Depuis 2015, des consultations menées auprès des membres et partenaires d’APC de cette sous-région soulignent l’urgence d’un soutien pour les mouvements des droits numériques qui leur permette de se défendre face à la pression croissante exercée aussi bien par les États que les acteurs non-étatiques. Cela est d’autant plus vrai depuis la pandémie qui a placé le travail en réseau au cœur de toute action pour la justice sociale. De plus, face au secteur privé qui apparaît comme une nouvelle force de médiation en matière de droits, de vie privée et de modération de contenus, la société civile doit être capable de s’engager et de leur demander des comptes.

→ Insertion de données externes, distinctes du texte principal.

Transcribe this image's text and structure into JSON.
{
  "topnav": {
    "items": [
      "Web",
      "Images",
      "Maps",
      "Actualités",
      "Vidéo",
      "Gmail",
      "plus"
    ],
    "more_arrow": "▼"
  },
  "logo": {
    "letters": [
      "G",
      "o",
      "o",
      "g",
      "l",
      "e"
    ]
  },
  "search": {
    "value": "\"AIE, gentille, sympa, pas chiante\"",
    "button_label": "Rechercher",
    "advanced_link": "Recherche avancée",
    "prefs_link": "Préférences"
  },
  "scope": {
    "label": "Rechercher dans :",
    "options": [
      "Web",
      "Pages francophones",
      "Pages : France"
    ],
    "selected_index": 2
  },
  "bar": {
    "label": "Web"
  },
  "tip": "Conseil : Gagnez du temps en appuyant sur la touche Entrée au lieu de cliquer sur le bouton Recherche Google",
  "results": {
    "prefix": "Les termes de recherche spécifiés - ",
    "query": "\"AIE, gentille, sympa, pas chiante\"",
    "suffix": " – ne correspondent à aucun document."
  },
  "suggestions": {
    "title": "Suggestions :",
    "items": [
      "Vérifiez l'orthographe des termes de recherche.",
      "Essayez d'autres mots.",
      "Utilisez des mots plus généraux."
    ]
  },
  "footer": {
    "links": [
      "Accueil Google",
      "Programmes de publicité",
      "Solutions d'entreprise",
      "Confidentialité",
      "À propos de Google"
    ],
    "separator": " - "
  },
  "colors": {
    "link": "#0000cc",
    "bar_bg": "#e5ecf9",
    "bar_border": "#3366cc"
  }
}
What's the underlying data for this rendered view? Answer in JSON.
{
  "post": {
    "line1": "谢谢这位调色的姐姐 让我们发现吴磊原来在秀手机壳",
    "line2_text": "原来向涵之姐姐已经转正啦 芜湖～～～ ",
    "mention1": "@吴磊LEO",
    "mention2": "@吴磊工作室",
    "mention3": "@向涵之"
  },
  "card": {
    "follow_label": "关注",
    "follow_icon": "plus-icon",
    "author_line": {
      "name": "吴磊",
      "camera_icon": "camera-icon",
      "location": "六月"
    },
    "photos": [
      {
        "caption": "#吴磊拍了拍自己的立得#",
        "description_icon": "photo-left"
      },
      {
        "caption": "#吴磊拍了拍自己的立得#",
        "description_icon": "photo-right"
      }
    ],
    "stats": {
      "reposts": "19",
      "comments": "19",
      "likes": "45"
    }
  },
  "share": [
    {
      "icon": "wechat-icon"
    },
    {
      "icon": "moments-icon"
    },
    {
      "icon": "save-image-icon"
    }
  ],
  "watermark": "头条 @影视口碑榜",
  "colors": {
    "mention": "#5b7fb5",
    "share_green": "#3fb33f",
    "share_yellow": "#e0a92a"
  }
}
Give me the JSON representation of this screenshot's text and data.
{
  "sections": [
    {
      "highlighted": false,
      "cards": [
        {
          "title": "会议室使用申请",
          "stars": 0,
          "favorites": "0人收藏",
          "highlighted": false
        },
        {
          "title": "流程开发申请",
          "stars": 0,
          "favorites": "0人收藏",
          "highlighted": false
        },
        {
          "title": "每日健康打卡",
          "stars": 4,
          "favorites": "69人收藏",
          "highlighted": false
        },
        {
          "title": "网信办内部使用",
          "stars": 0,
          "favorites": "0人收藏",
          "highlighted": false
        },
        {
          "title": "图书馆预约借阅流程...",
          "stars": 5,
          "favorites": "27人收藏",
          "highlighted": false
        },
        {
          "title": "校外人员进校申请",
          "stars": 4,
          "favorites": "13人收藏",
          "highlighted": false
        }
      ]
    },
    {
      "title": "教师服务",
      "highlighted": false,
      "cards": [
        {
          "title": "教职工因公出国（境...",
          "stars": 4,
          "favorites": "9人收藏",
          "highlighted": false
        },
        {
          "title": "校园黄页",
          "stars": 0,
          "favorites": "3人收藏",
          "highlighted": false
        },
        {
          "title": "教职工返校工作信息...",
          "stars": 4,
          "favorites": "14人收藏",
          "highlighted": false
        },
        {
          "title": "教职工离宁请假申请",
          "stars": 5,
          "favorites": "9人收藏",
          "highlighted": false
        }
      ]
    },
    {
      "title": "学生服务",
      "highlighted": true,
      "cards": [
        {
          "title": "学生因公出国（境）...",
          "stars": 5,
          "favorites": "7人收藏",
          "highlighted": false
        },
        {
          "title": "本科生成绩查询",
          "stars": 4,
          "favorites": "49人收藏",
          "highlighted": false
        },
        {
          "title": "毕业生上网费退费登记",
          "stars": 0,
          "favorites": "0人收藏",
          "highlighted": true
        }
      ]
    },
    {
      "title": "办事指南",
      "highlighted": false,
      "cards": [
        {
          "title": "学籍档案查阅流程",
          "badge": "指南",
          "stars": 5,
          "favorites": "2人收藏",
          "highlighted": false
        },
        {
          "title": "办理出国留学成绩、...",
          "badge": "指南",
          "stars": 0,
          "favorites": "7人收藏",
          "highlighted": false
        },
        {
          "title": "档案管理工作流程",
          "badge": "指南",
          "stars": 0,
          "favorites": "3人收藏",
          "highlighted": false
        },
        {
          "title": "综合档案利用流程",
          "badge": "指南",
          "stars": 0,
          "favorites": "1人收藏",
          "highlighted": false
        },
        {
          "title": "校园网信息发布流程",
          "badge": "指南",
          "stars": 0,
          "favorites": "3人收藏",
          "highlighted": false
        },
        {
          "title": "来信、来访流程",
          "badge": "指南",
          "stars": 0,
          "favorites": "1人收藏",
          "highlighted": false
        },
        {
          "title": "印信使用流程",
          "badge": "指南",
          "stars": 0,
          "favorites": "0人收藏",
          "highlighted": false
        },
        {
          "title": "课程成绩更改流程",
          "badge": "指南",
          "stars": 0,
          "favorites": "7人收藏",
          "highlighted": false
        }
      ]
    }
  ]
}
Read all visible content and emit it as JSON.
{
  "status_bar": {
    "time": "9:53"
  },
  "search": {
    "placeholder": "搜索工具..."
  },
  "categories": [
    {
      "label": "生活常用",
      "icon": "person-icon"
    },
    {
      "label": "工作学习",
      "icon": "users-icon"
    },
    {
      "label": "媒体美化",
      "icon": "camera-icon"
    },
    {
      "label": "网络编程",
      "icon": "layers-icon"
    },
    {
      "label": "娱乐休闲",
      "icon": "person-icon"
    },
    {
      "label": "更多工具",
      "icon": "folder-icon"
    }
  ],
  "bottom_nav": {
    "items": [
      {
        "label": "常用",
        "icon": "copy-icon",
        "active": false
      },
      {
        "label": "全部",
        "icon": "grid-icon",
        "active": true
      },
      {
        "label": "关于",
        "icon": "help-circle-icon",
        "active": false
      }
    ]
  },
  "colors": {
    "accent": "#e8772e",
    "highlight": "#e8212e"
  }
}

S’opposer à ce nouveau type de répression exige des efforts concertés et stratégiques. Les technologies évoluent, et pour mieux comprendre les espaces numériques et développer un réseau à même de soutenir la croissance de l’activisme des droits numériques, il faut associer certaines compétences spécialisées à l’activisme traditionnel. La région de l’Asie du sud-est reste à la traîne en matière d’engagement dans les processus de gouvernance en ligne et dans le développement de son système juridique relatif aux droits du numérique. Ce domaine encore embryonnaire souffre du manque d’acteurs dans l’écosystème des droits du numérique. Les nouveaux arrivés, y compris lorsqu’ils ont une certaine expérience dans la défense des droits humains, n’ont ni l’expertise ni les ressources nécessaires, si bien que les efforts pour contester les violations des droits numériques restent sporadiques et manquent de cohérence. Il est urgent de renforcer les capacités des défenseur·e·s des droits numériques, de les mettre en contact avec d’autres acteurs de cet espace, et de soutenir le travail des différents acteurs pour promouvoir une approche basée sur les droits humains aussi bien dans le plaidoyer que dans la formulation de politiques relatives aux technologies de l’information et des communications (TIC).
Comment pouvons-nous contribuer à modifier ce scénario ?
Pour veiller au renforcement nécessaire du mouvement des droits numériques dans la région, nous rassemblerons une cohorte de 15 organisations et individuels d’Asie du sud-est qui se présentent comme nouveaux arrivants dans le domaine des droits numériques de la région pour les amener à défendre et faire respecter les droits numériques. Notre théorie du changement comporte trois stratégies interconnectées : favoriser les rapprochements au sein de la cohorte à travers la mise en place d’un réseau, renforcer les capacités, et attribuer des ressources en soutien au travail de la cohorte, dans le but d’approfondir la compréhension des principales questions concernant aussi bien les droits numériques que les stratégies pour contre-attaquer et défendre ces droits. De telles mesures visent à terme à renforcer le mouvement en faveur des droits numériques de la région.
Le travail réalisé avec la cohorte sera axé autour des objectifs spécifiques suivants :
- Renforcement du mouvement : Resserrer les relations, favoriser les interactions et l’échange de savoirs entre les membres de la cohorte et d’autres défenseur·e·s des droits numériques de la région dans le but de renforcer le mouvement des droits numériques.
- Renforcement des capacités : Renforcer les capacités des membres de la cohorte pour les amener à mieux comprendre les questions liées aux droits du numérique et à s’engager dans un plaidoyer stratégique.
- Renforcement des ressources : Assurer aux membres de la cohorte la poursuite de leurs travaux par le truchement de petites subventions et de bourses qui favorisent l’apprentissage auprès d’autres organisations de la région et la réalisation d’activités telles que la recherche, le renforcement des capacités, le plaidoyer et la campagne politique.
Les membres de la cohorte suivront un processus de mentorat en quatre étapes axé sur le plaidoyer des droits numériques et la gouvernance en ligne, proposant des instances de renforcement de capacités à la fois en ligne et en présentiel. Cette approche graduelle pour renforcer le mouvement, les capacités et les ressources contribuera faire progresser les participant·e·s qui passeront d’un niveau élémentaire à un niveau intermédiaire puis avancé en matière de droits numériques. Les membres de la cohorte seront également amenés à mettre en pratique les compétences apprises en participant à différents processus de gouvernance de l’internet. La bourse facilitera pour les membres de la cohorte l’apprentissage à partir des expériences d’autres organisations dans ce domaine ; quant aux petites subventions, elles leur permettront de commencer à mettre en œuvre leurs propres projets de promotion des droits numériques dans la région. Tous ces éléments concourront à un mouvement des droits numériques plus solide dans la région de l’Asie du sud-est.